Czytaj: VAT od komornika zagrożeniem dla skutecznej egzekucji>>

Prezes Krajowej Rady Komorniczej ocenia te rozwiązania jeszcze bardziej krytycznie - jako rozbudowaną instytucjonalną nieufność do komorników.  - Jeśli zestawimy to z nadzorem administracyjnym, to całość tworzy system nadzoru o zaostrzonym rygorze. Z tej perspektywy komornik jawi się jako zawód braku zaufania społecznego, choć nie ma do tego podstaw - mówi.  I przypomina, że aby zostać komornikiem trzeba spełnić szereg warunków.
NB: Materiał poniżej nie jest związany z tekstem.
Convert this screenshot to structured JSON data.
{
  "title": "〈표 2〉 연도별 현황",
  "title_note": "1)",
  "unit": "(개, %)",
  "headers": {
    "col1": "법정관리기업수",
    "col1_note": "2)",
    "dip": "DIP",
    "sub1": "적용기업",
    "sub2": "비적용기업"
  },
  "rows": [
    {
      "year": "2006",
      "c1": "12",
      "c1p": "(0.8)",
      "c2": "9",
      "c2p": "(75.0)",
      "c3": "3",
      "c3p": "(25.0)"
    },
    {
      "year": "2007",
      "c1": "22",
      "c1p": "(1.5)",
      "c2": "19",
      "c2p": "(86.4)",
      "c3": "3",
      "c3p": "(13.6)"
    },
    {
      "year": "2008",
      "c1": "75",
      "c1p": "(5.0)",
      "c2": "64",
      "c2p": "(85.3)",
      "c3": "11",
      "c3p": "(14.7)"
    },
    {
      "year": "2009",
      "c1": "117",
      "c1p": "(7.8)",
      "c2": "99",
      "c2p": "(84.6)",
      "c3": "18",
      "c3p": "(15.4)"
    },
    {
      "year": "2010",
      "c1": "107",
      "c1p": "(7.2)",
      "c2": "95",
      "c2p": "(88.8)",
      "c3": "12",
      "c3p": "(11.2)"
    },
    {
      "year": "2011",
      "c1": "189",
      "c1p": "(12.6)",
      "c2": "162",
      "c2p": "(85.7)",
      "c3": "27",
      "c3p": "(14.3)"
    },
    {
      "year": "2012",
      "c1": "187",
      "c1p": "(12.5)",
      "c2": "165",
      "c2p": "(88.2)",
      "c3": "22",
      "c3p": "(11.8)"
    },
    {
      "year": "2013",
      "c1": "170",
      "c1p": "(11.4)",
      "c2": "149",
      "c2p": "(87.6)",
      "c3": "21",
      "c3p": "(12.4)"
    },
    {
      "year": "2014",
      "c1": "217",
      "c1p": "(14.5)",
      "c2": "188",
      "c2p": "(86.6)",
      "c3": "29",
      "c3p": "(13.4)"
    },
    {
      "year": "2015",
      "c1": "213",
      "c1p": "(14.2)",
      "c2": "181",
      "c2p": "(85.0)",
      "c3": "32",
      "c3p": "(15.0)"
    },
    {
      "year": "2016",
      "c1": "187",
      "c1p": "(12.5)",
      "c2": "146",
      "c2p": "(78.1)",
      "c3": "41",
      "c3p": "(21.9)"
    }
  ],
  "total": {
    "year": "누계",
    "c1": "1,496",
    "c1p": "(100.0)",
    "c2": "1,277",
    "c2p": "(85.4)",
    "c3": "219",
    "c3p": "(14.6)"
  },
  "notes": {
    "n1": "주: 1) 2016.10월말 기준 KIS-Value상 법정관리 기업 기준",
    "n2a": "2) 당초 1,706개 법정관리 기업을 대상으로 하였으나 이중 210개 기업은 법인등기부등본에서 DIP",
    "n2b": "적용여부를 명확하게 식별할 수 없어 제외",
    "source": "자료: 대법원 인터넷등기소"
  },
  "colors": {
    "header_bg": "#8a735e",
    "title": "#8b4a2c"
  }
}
Między inny mieć nieposzlakowaną opinię, ukończyć wyższe studia prawnicze, odbyć dwuletnią aplikację komorniczą, zdać egzamin komorniczy i mieć co najmniej dwuletnie doświadczenie na stanowisku asesora komorniczego.

Restrykcje zniechęcą do zawodu

W ocenie sędziego Grajewskiego restrykcje, ograniczenia m.in. w przyjmowaniu spraw spoza rewiru, mogą prowadzić do tego, że chętnych do zawodu komornika będzie coraz mniej.  - Już obecnie to widać. W niektórych izbach w tym roku nie będzie żadnych aplikantów. Może po zmianach nie będzie dużego odpływu, ale na pewno mniejsze zainteresowanie tym zawodem - zaznacza.